An X-ray uses radiation, passed through the body, to create images. The different body structures appear as black, white, and shades of grey. Air is black, very dense structures (like bone) are white, with a range of greys in between.
An X-ray is performed in a radiology facility although some machines are mobile and can be used in hospital wards and operating theatres.

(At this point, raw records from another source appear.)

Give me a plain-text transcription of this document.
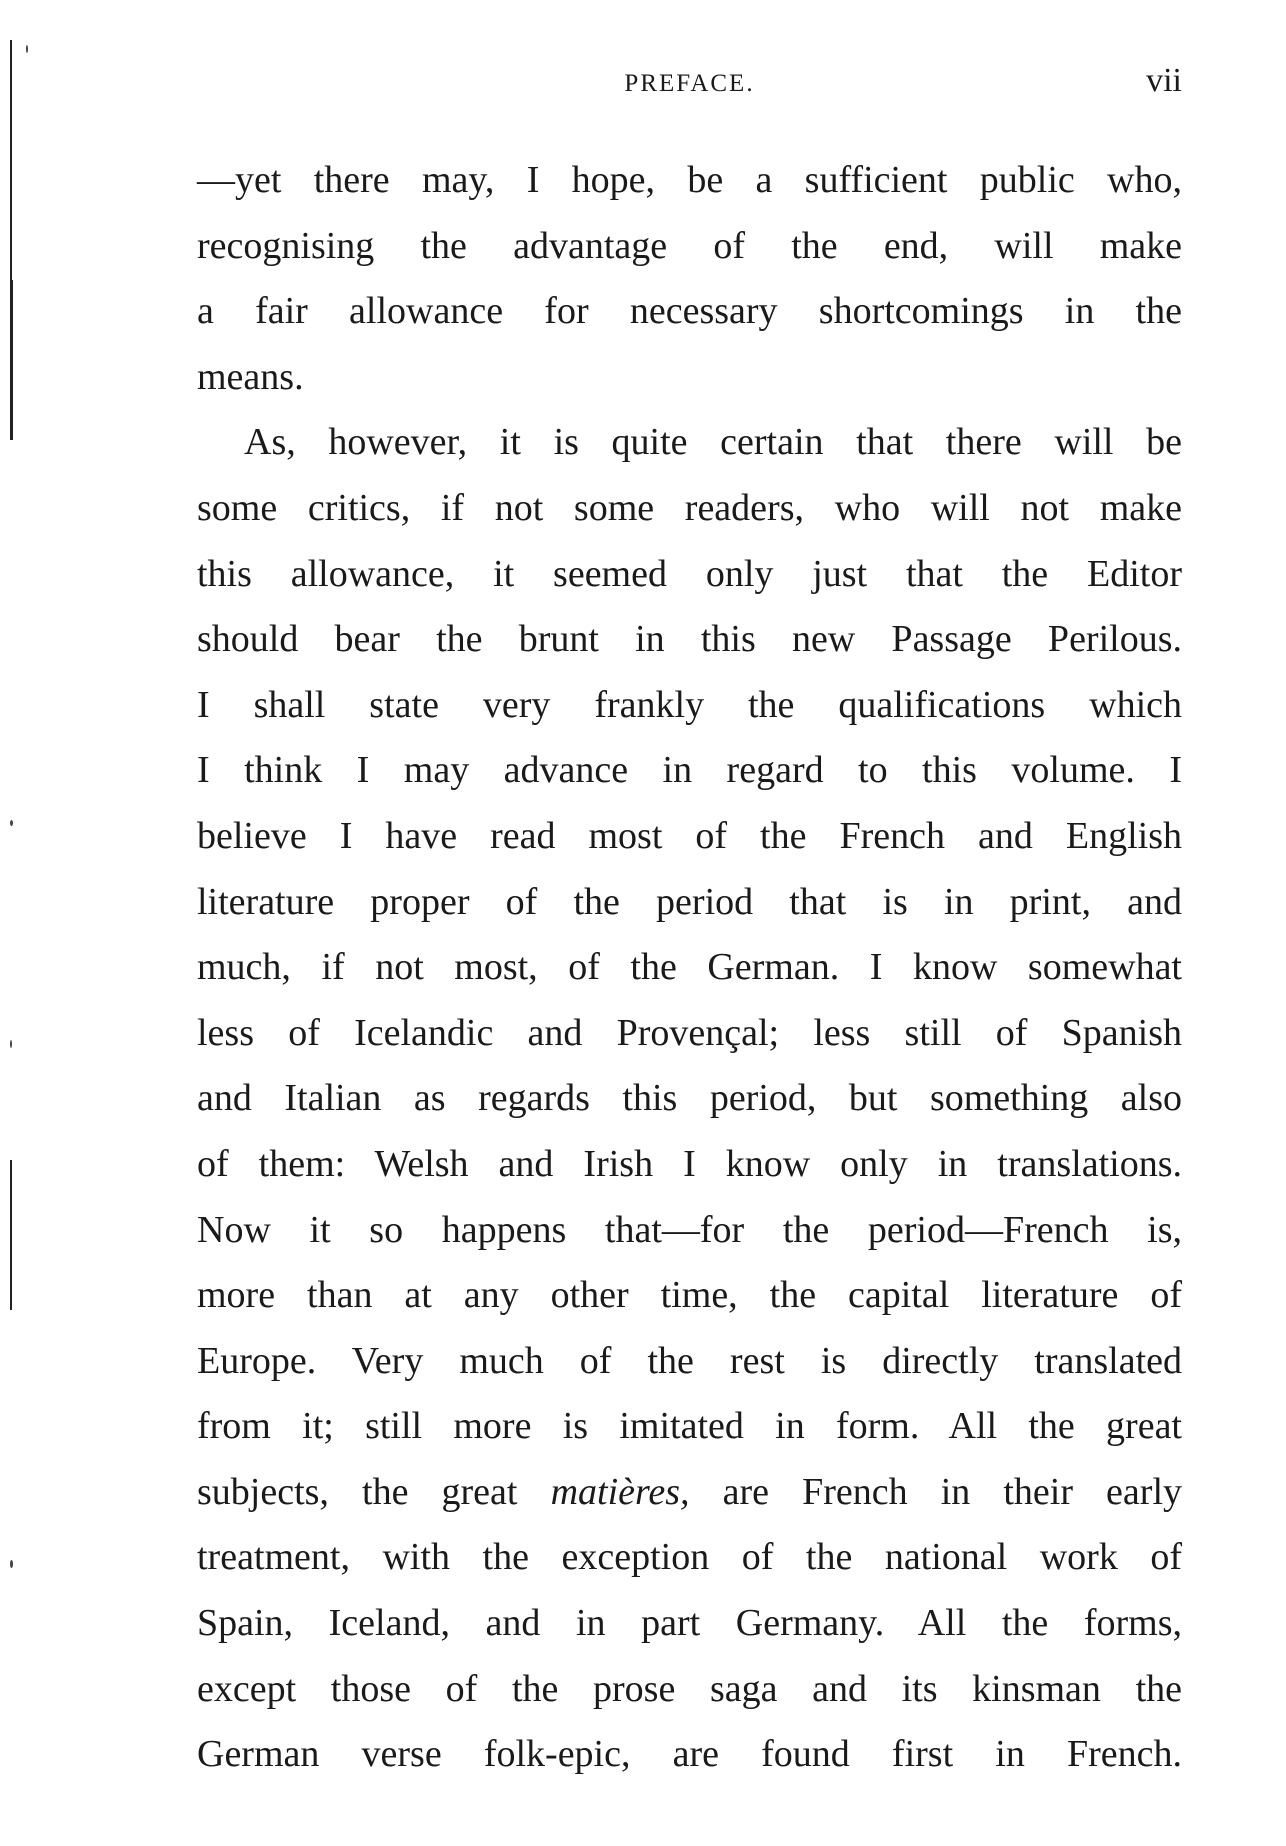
PREFACE.	vii
—yet there may, I hope, be a sufficient public who,
recognising the advantage of the end, will make
a fair allowance for necessary shortcomings in the
means.
As, however, it is quite certain that there will be
some critics, if not some readers, who will not make
this allowance, it seemed only just that the Editor
should bear the brunt in this new Passage Perilous.
I shall state very frankly the qualifications which
I think I may advance in regard to this volume. I
believe I have read most of the French and English
literature proper of the period that is in print, and
much, if not most, of the German. I know somewhat
less of Icelandic and Provençal; less still of Spanish
and Italian as regards this period, but something also
of them: Welsh and Irish I know only in translations.
Now it so happens that—for the period—French is,
more than at any other time, the capital literature of
Europe. Very much of the rest is directly translated
from it; still more is imitated in form. All the great
subjects, the great matières, are French in their early
treatment, with the exception of the national work of
Spain, Iceland, and in part Germany. All the forms,
except those of the prose saga and its kinsman the
German verse folk-epic, are found first in French.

An X-ray usually takes less than an hour to perform.
Why is it done?
A neck X-ray is done to examine the neck and its structures.
It is often done to investigate problems such as:
- Neck pain
- Arm numbness, tingling, or weakness
It is often done when considering diagnoses such as:
- Disc herniation (slipped disc)
- Fractures (broken bones)
Before – how to prepare
No special preparation is needed although all jewellery and other metal objects should be removed.

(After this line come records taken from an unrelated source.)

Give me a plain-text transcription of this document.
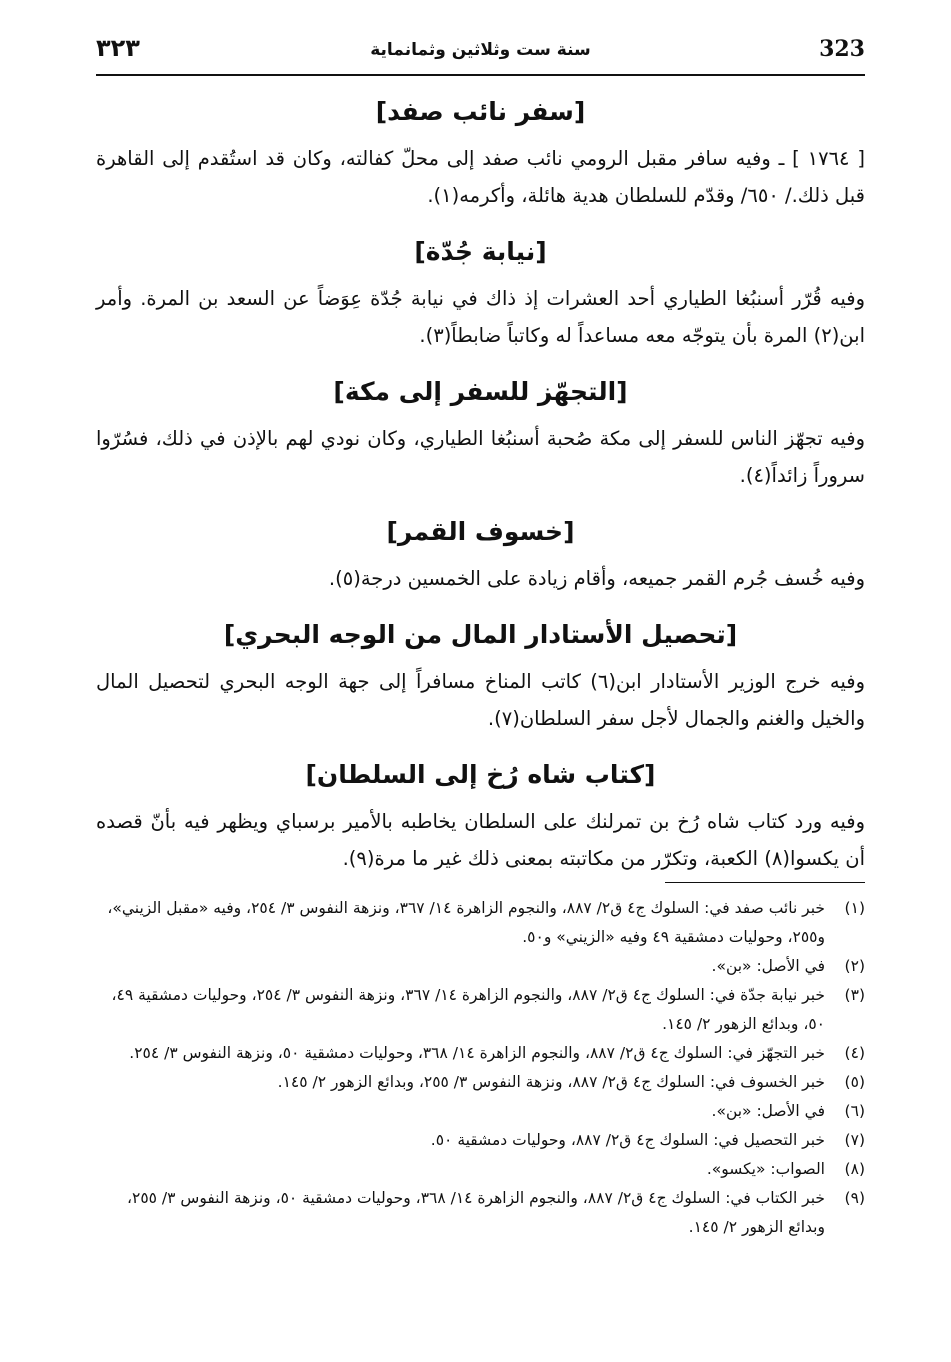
323
سنة ست وثلاثين وثمانماية
٣٢٣
[سفر نائب صفد]

[ ١٧٦٤ ] ـ وفيه سافر مقبل الرومي نائب صفد إلى محلّ كفالته، وكان قد استُقدم إلى القاهرة قبل ذلك./ ٦٥٠/ وقدّم للسلطان هدية هائلة، وأكرمه(١).

[نيابة جُدّة]

وفيه قُرّر أسنبُغا الطياري أحد العشرات إذ ذاك في نيابة جُدّة عِوَضاً عن السعد بن المرة. وأمر ابن(٢) المرة بأن يتوجّه معه مساعداً له وكاتباً ضابطاً(٣).

[التجهّز للسفر إلى مكة]

وفيه تجهّز الناس للسفر إلى مكة صُحبة أسنبُغا الطياري، وكان نودي لهم بالإذن في ذلك، فسُرّوا سروراً زائداً(٤).

[خسوف القمر]

وفيه خُسف جُرم القمر جميعه، وأقام زيادة على الخمسين درجة(٥).

[تحصيل الأستادار المال من الوجه البحري]

وفيه خرج الوزير الأستادار ابن(٦) كاتب المناخ مسافراً إلى جهة الوجه البحري لتحصيل المال والخيل والغنم والجمال لأجل سفر السلطان(٧).

[كتاب شاه رُخ إلى السلطان]

وفيه ورد كتاب شاه رُخ بن تمرلنك على السلطان يخاطبه بالأمير برسباي ويظهر فيه بأنّ قصده أن يكسوا(٨) الكعبة، وتكرّر من مكاتبته بمعنى ذلك غير ما مرة(٩).

(١)
خبر نائب صفد في: السلوك ج٤ ق٢/ ٨٨٧، والنجوم الزاهرة ١٤/ ٣٦٧، ونزهة النفوس ٣/ ٢٥٤، وفيه «مقبل الزيني»، و٢٥٥، وحوليات دمشقية ٤٩ وفيه «الزيني» و٥٠.
(٢)
في الأصل: «بن».
(٣)
خبر نيابة جدّة في: السلوك ج٤ ق٢/ ٨٨٧، والنجوم الزاهرة ١٤/ ٣٦٧، ونزهة النفوس ٣/ ٢٥٤، وحوليات دمشقية ٤٩، ٥٠، وبدائع الزهور ٢/ ١٤٥.
(٤)
خبر التجهّز في: السلوك ج٤ ق٢/ ٨٨٧، والنجوم الزاهرة ١٤/ ٣٦٨، وحوليات دمشقية ٥٠، ونزهة النفوس ٣/ ٢٥٤.
(٥)
خبر الخسوف في: السلوك ج٤ ق٢/ ٨٨٧، ونزهة النفوس ٣/ ٢٥٥، وبدائع الزهور ٢/ ١٤٥.
(٦)
في الأصل: «بن».
(٧)
خبر التحصيل في: السلوك ج٤ ق٢/ ٨٨٧، وحوليات دمشقية ٥٠.
(٨)
الصواب: «يكسو».
(٩)
خبر الكتاب في: السلوك ج٤ ق٢/ ٨٨٧، والنجوم الزاهرة ١٤/ ٣٦٨، وحوليات دمشقية ٥٠، ونزهة النفوس ٣/ ٢٥٥، وبدائع الزهور ٢/ ١٤٥.
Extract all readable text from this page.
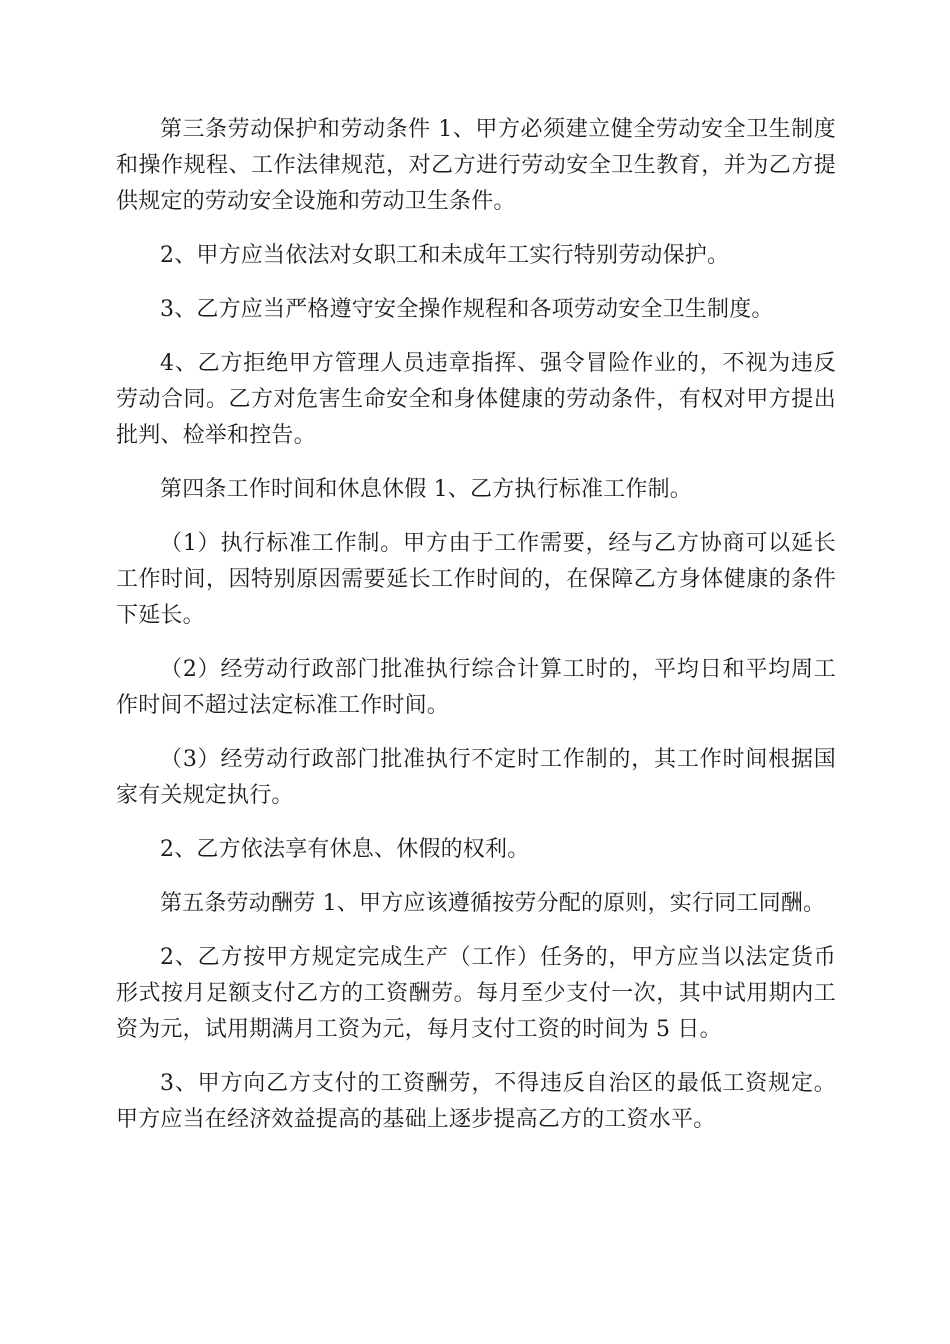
第三条劳动保护和劳动条件 1、甲方必须建立健全劳动安全卫生制度和操作规程、工作法律规范，对乙方进行劳动安全卫生教育，并为乙方提供规定的劳动安全设施和劳动卫生条件。

2、甲方应当依法对女职工和未成年工实行特别劳动保护。

3、乙方应当严格遵守安全操作规程和各项劳动安全卫生制度。

4、乙方拒绝甲方管理人员违章指挥、强令冒险作业的，不视为违反劳动合同。乙方对危害生命安全和身体健康的劳动条件，有权对甲方提出批判、检举和控告。

第四条工作时间和休息休假 1、乙方执行标准工作制。

（1）执行标准工作制。甲方由于工作需要，经与乙方协商可以延长工作时间，因特别原因需要延长工作时间的，在保障乙方身体健康的条件下延长。

（2）经劳动行政部门批准执行综合计算工时的，平均日和平均周工作时间不超过法定标准工作时间。

（3）经劳动行政部门批准执行不定时工作制的，其工作时间根据国家有关规定执行。

2、乙方依法享有休息、休假的权利。

第五条劳动酬劳 1、甲方应该遵循按劳分配的原则，实行同工同酬。

2、乙方按甲方规定完成生产（工作）任务的，甲方应当以法定货币形式按月足额支付乙方的工资酬劳。每月至少支付一次，其中试用期内工资为元，试用期满月工资为元，每月支付工资的时间为 5 日。

3、甲方向乙方支付的工资酬劳，不得违反自治区的最低工资规定。甲方应当在经济效益提高的基础上逐步提高乙方的工资水平。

During – how the test is done
You will either lie on an X-ray table, stand, or sit in a chair. You will be asked to move into certain positions and then remain very still while the X-rays are taken. There is no discomfort at all.
After the test
The results will be available a short time after the X-ray has been taken – usually an hour or so, depending on how quickly the radiologist is able to look at, and interpret, the images.
Risks and Compilations
There is a small risk associated with the radiation involved but most experts do not consider this to be a significant problem.
X-rays are not good at visualising soft tissues, such as nerves, and further imaging techniques like CT and MRI scans may be necessary, especially when considering problems such as disc herniation (slipped disc) and nerve root pressure (where nerves are squeezed by slipped discs).
A neck, or cervical spine, X-ray is done to examine the neck and its structures when there are problems such as neck pain; headache; arm numbness, tingling, or weakness; and injuries.